In einem wortreichen Essay „Voll leer“ startet Herr Dr. Werner Kleine einen weiteren Versuch der Bewältigung dessen, was er als „das notwendig Paradoxe“ in der von ihm verbreiteten Glaubenslehre bezeichnet.

Schon dem ersten Satz kann ich so nicht uneingeschränkt zustimmen:

Christlicher Glaube ereignet sich im Widerspruch. Das Paradox gehört zum Wesen des christlichen Glaubens. Wer nur oberflächlich auf den Glauben schaut, wird an den immanenten Paradoxa scheitern.*

Sollte man meinen. Allerdings verhält es sich meiner Erfahrung zufolge anders. Denn die überwältigende Mehrheit der Herde, bestehend aus Schafen, die ihren Glauben von ihren Eltern „vererbt“ bekommen hatten und die es aus irgendwelchen Gründen nicht schaffen, sich davon zu befreien, schauen einerseits zwar nur äußerst oberflächlich auf den Glauben (wenn überhaupt).

Jedoch scheitern sie andererseits eben gerade nicht an den immanenten Paradoxa. Das Paradoxe der von ihnen geglaubten Lehre ist ihnen zumeist völlig egal. Und weil es faktisch ja auch keinerlei Auswirkung hat, wie widersprüchlich, unlogisch und unplausibel ein Gottesbild auch sein mag, kann von Scheitern keine Rede sein.

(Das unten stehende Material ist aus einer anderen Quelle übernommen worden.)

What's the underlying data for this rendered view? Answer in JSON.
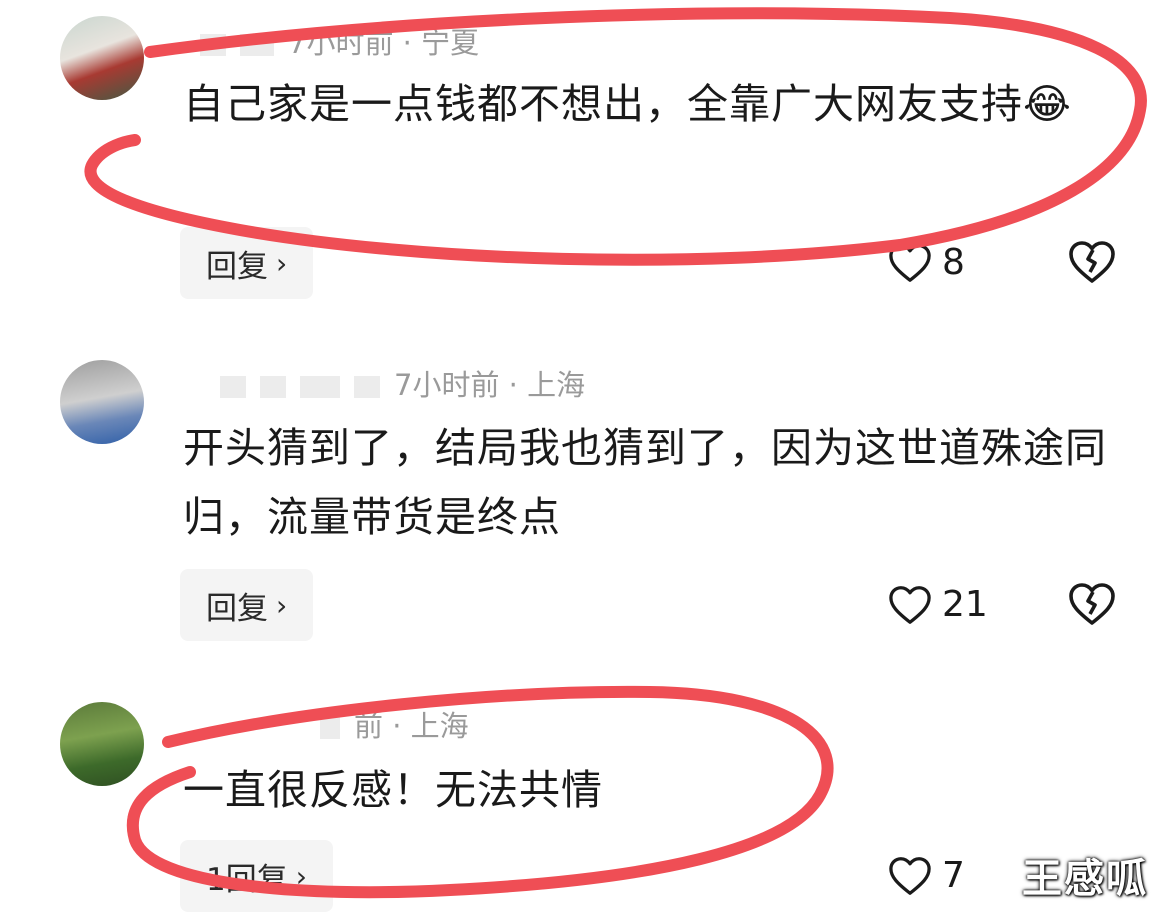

Ausnahmeregel für das Paradoxe

Um glauben zu können, bedarf es lediglich einer kleinen Ausnahmeregel im vernünftigen Denken. Quasi eine Portfreigabe für religiösen Glauben in der rationalen Firewall. Wer dann noch darauf achtet, nicht tiefer in die Irrationalität seiner religiösen Gedankenkonstrukte einzutauchen, sondern sich einfach darauf besinnt, dass er umso frommer und tugendhafter angesehen wird, je weniger er seinen Glauben hinterfragt, der kann es durchaus schaffen, einen religiösen Glauben ein Leben lang aufrecht zu erhalten.

Gläubige haben außerdem zumeist allerlei Bewältigungsstrategien entwickelt, mit denen sie sich gegen eine kritisch-skeptische Hinterfragung ihrer Glaubensgewissheiten immunisieren. Um die unangenehmen Empfindungen, die die kognitive Dissonanz zwischen (religiösem) Wunsch und Wirklichkeit mit sich bringen würde, zu vermeiden.

Die Allmacht Gottes etwa erweist sich nur dann als vollständig allmächtig, wenn sie auch die Ohnmacht einschließt. Wäre ein allmächtiger Gott nicht zugleich auch ohnmächtig, könnte er etwas nicht; folglich wäre er eben nicht allmächtig.

Allein dieses einfache Denkbeispiel zeigt schon, wie sehr diejenigen, die glauben, den Glauben eben auch mit dem Verstand durchdringen müssen. Wer bloß glauben möchte, wird sich nur allzu schnell in die Widersprüche verwickeln, die ihm die Religionskritik nicht ohne intellektuelles Recht als Spiegel vorhält.

An dem Versuch, die Widersprüche der christlichen Lehre halbwegs intellektuell verträglich aufzulösen, scheitern Theologen schon seit es diese Lehre gibt. Ganze Bibliotheken sind gefüllt mit rhetorischen Tricksereien, akrobatischen Winkelzügen, wortreichen theologischen Nebelbänken… Und letztlich keinem Ergebnis, das der christlichen Lehre wieder dazu verhelfen würde, im ethisch-philosophischen Diskurs wieder bzw. noch irgendeine Rolle zu spielen. Aber vielleicht hat ja Dr. Werner Kleine neue Erkenntnisse über das Paradoxe seines Glaubens.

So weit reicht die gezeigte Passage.